Вечерело. В лазурном небе рдели облака. Солнце низко стояло и бросало спокойный золотой свет на красную глину далёких откосов, и они опрокидывались в зеркальной глади озера. Направо зеленел дубовый лес. Налево исчезали в розовом тумане заката каролинские тополи. А прямо лиловым пятном, на котором горели искрами далёкие окна, виднелась усадьба Парпуры. Катря привстала, раздвинула ветки акации с белыми кистями душистых цветов и жадно смотрела туда. И то, о чём она думала теперь, казалось ей несбыточным, но чудным сном.
IVТычина заложил часть остального имения, и деньги явились. На эти деньги Катря слетала в Киев, купила несколько модных вещей и взяла в рассрочку у каретника прехорошенький фаэтончик. В нём она часто каталась. Любимым её местом гулянья стала дорога, усаженная каролинскими тополями. Её сопровождал обыкновенно Володя. Но она каталась и одна, и тогда прогулка ей особенно нравилась. Катря пристально посматривала вперёд и назад, не едет ли блестящий экипаж графа. Или, приняв кокетливую позу, она проносилась мимо усадьбы Парпуры. Дом стоял на пригорке, впереди парка, и красивая архитектура его привлекала глаз Катри. Дом был кирпично-розовый с зеркальными окнами, с башенками, с белыми, колеблющимися от ветра жалюзи. Лёгкая железная решётка служила оградой, и со двора, где пестрели клумбы, нёсся незнакомый аромат тропических цветов; от него ноздри вздрагивали у Катри, нетерпеливый вздох вырывался из груди. Отчего ей, красивой и молодой, не суждено жить в таком дворце?

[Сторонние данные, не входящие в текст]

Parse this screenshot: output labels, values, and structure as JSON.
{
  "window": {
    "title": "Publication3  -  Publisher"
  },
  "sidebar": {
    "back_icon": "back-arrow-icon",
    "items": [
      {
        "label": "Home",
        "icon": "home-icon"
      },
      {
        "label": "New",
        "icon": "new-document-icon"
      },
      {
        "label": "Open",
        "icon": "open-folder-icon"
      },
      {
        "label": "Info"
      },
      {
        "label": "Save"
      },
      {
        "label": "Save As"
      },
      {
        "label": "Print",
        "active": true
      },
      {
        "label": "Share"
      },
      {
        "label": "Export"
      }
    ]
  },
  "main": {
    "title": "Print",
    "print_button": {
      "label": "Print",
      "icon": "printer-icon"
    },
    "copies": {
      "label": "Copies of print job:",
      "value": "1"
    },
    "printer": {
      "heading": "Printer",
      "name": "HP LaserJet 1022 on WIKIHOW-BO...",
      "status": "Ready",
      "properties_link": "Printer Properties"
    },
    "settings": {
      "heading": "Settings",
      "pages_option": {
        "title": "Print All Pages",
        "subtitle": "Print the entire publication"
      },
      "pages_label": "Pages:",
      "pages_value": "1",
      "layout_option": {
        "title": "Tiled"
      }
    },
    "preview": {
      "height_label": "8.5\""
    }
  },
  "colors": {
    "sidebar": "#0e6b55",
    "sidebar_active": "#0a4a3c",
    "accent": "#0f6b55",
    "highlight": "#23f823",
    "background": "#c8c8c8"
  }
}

Ни разу она не встретила Парпуру – и возвращалась домой, сердитая, капризная. Жизнь казалась ей скучной, Володя был невыносим.
Между тем отцвела акация, осыпались розы, соловей давно перестал петь. Стояли жаркие дни. От лучей июльского солнца побелела рожь. Начались полевые работы. Небо синее-синее; куда по горизонту ни кинешь глазом, всюду сверкает белая рубаха мужика, мерно размахивающего косой. Бабы и девки жнут, нагибаясь. По дорогам, то и дело, скрипят возы, запряжённые мохнатыми, сытыми лошадёнками или большими серебристыми волами. Мальчик в меховой облезлой шапчонке, девочка, в венке из ярких гвоздик и георгин, идут за возом, и на их смуглых личиках белеют пузыри, губы вздуты как от обжога. Это солнце палит. Вечером кто возвращается домой, кто ночует в поле. Тогда в полупрозрачном сумраке душной ночи загораются костры, а в воздухе, справа, слева дрожит звонкая хоровая песня.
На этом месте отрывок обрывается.